Car accidents, however minor, can be very frightening. Under pressure and in the aftermath of an accident, it's difficult to mentally checklist what you should do. You can minimize your panic and discomfort by organizing yourself in advance for the possibility of a minor car accident - keep this article or a similar checklist in your glove compartment.
1. Safety is #1
It's natural to be upset immediately after impact, but take a moment to collect and calm yourself, and to assess whether or not you've sustained any injuries. When you step out of the vehicle, step out onto the curbside, if possible, and stay protected from other traffic.
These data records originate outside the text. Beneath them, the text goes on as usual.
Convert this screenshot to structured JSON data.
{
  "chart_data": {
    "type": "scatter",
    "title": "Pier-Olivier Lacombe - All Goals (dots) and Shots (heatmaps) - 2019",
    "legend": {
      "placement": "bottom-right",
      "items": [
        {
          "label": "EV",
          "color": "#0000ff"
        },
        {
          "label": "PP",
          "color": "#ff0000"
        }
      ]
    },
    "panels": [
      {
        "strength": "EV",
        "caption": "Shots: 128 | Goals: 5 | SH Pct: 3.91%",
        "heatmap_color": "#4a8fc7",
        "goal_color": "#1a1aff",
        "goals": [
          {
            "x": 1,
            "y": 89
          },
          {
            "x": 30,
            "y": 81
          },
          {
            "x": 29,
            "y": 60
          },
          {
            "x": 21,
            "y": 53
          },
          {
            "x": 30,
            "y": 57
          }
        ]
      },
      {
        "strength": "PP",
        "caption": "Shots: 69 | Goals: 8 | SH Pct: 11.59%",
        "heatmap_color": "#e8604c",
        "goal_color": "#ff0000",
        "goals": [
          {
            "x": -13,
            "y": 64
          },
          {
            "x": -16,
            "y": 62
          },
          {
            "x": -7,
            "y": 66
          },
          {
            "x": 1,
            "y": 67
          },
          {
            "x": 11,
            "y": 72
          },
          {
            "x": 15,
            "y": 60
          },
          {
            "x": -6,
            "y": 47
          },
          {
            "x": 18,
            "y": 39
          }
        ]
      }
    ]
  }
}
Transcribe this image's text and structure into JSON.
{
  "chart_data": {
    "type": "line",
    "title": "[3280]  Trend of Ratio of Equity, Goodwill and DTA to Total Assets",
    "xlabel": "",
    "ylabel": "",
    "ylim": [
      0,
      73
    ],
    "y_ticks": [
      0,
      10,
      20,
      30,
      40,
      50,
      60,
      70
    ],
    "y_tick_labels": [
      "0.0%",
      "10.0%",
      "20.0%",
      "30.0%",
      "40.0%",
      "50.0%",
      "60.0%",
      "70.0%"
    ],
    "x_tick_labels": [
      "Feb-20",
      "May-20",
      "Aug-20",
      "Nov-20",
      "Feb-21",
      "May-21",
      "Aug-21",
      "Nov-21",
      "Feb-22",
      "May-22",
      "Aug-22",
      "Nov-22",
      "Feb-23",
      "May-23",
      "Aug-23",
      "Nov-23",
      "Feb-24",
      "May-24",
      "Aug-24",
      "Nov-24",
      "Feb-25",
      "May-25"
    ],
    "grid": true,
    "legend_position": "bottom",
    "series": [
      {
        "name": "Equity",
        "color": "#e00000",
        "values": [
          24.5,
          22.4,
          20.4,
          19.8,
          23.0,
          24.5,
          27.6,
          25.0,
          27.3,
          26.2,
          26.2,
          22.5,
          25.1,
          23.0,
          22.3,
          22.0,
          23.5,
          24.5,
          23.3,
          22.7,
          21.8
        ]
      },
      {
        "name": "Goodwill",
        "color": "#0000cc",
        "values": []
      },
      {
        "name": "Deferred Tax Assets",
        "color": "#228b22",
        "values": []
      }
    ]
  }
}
Exchange accident information away from the vehicles, taking car not to place yourselves between or in front of the vehicles.
2. Exchange information
It's important for both parties to exchange detailed information c even if the damage appears minimal - in a calm and non-confrontational manner:
• names, addresses, and phone number of both drivers
• insurance policy numbers and their expiry dates
• ask to see a driver's license, as proof of identification
• note the make/model/serial number of the other vehicle
3. Note the surrounding and circumstances of the accident
The more information the better, in this situation. Chances are you're dealing with another upright citizen, but protect yourself, just in case. Take note of how many people are in the other vehicle and a rough idea of what they look like. A rash of recent fraudulent insurance scams lately has people claiming for "injuries" sustained in accidents they weren't even involved in!
Any witnesses? Take down their contact information.
It's unlikely that your accident claim will take months or years to resolve, but if it does, you'll find detailed notes fill the gaps that fading memory creates.
4. A picture is worth a thousand words
Keep an inexpensive disposable camera in the glove compartment so you can capture the pictorial details of the accident. Even a cell phone that takes pictures can help document the accident for future reference.
5. Assess whether or not you need to call the police
Naturally, if there are any injuries the accident should be reported to the police. If the damage is under $1,000, you aren't required to report the damage, but it really doesn't take much to rack up a thousand dollars worth of damage. If in doubt, report it.
Sometimes there is dispute about the circumstances of the accident, or the other driver isn't able to provide the necessary documentation. Inability to provide documentation could suggest that the driver doesn't own the vehicle, or that it has been stolen.
Again, if in doubt, call the police.